Stanhope has too battered an ego to consider himself, publicly, the latest in the Bruce-Pryor-Hicks line, or to speculate why America generates such firebrand comics. But there is evidence for both in practically every word he says. His experiences in Edinburgh this summer, he says (on the phone from Kentucky), only reinforced his opinion that, back in the States, “There’s nothing going on. There’s just no adrenaline over here at all. Everyone’s in bed by nine – and that’s not just people my age [he is 39], it’s people in general.” He’s not surprised that he, like Hicks before him, is far more popular in the UK. Because “when you look at what is popular in this country, you don’t want to be part of it. If you were part of it, you’d have to question everything you’re doing.”
Since the Pilgrims, America has been in the business of saving the world – it’s the country of superheroes, after all. Britain, however, is self-deprecating, ironic, and too sceptical to buy in to scenarios either apocalyptic or redemptive. America, in short, makes a more extreme commitment to everything – and if the stultifying homogeneity of its McCulture is more extreme than elsewhere, so, too, must be the reaction.
That’s where Stanhope and his forebears come in. His comedy, he says, is “a struggle to keep things fun. It has definitely gone from being an act to a desperate cry for help, a rallying prayer for revolution. But no one seems to give a fuck. There is so little outrage over here, it makes you outraged. And it makes you feel alone.” He has company, however, in the annals of comedy.
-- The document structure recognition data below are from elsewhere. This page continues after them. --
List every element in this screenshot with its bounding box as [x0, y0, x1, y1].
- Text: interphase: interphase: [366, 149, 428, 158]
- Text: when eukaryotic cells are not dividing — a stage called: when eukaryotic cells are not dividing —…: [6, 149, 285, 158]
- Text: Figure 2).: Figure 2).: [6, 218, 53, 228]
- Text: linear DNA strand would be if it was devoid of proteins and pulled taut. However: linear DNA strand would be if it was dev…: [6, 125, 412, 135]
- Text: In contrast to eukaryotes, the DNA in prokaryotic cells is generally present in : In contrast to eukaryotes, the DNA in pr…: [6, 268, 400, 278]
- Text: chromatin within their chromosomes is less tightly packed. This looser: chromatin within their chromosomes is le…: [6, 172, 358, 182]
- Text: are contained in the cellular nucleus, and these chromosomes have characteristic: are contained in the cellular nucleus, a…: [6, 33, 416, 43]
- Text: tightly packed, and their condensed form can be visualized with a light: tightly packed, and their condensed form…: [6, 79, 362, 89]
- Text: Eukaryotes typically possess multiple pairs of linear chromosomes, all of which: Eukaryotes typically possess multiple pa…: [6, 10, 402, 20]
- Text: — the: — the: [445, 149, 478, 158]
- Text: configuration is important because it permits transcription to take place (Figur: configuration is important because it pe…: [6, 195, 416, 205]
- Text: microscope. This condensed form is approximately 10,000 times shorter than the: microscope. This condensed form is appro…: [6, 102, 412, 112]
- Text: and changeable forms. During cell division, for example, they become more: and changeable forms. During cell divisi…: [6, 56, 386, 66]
Doug Stanhope will be at the Soho Theatre, London W1 from 10-24 October. For more details visit: www.sohotheatre.com
A tragicomic tradition
Lenny Bruce (1925-66)
Labelled the “sick comic”, Bruce insisted that society was sick, and not him. He was infamous for his foul mouth: nurses refused to treat his broken ankle until they had sealed his lips with adhesive tape. Bruce was found dead in his bathroom at the age of 40, following an accidental drug overdose.
John Belushi (1949-82)
His gravestone read: “He made us laugh, and now he can make us think.” Having started his career on the American comedy powerhouse Saturday Night Live, Belushi claimed a hit film, album and late-night television show by his 30th birthday. Aged 33, he was found dead at the notorious Château Marmont Hotel, having taken a cocktail of heroin and cocaine.
Richard Pryor (1940-2005)
For years the world’s press predicted fast-living Pryor’s demise. “It’s a bitch to be watching the nightly news and see the motherfuckers talking ’bout you in the past tense,” he reflected. After an accident in 1980 when he set himself on fire while freebasing cocaine, Pryor lived out his final years in sobriety.
Robin Williams (1951- )
He may seem cuddly now, but Williams was addicted to cocaine through much of his early career. He gave up after visiting the Château Marmont on the night of Belushi’s death. In August, he admitted himself into a rehab centre following a relapse with alcohol.
Chris Farley (1964-97)
A disciple of Belushi, he led a life that followed an alarmingly similar path of self-destruction. Having attained success on the big screen, Farley battled with obesity, alcoholism and drugs. His fatal overdose of cocaine and heroin fuelled the myth of the “Saturday Night Live curse”. Like Belushi, he was 33.
Bill Hicks (1961-94)
Hicks mounted an eloquent, at times misanthropic, attack on the American dream. Broke by 1986, he performed up to 300 shows a year to fund his drug-fuelled lifestyle. He eventually gave up drugs and alcohol in 1988, falling back on smoking as his only vice. He died from cancer at the age of 32.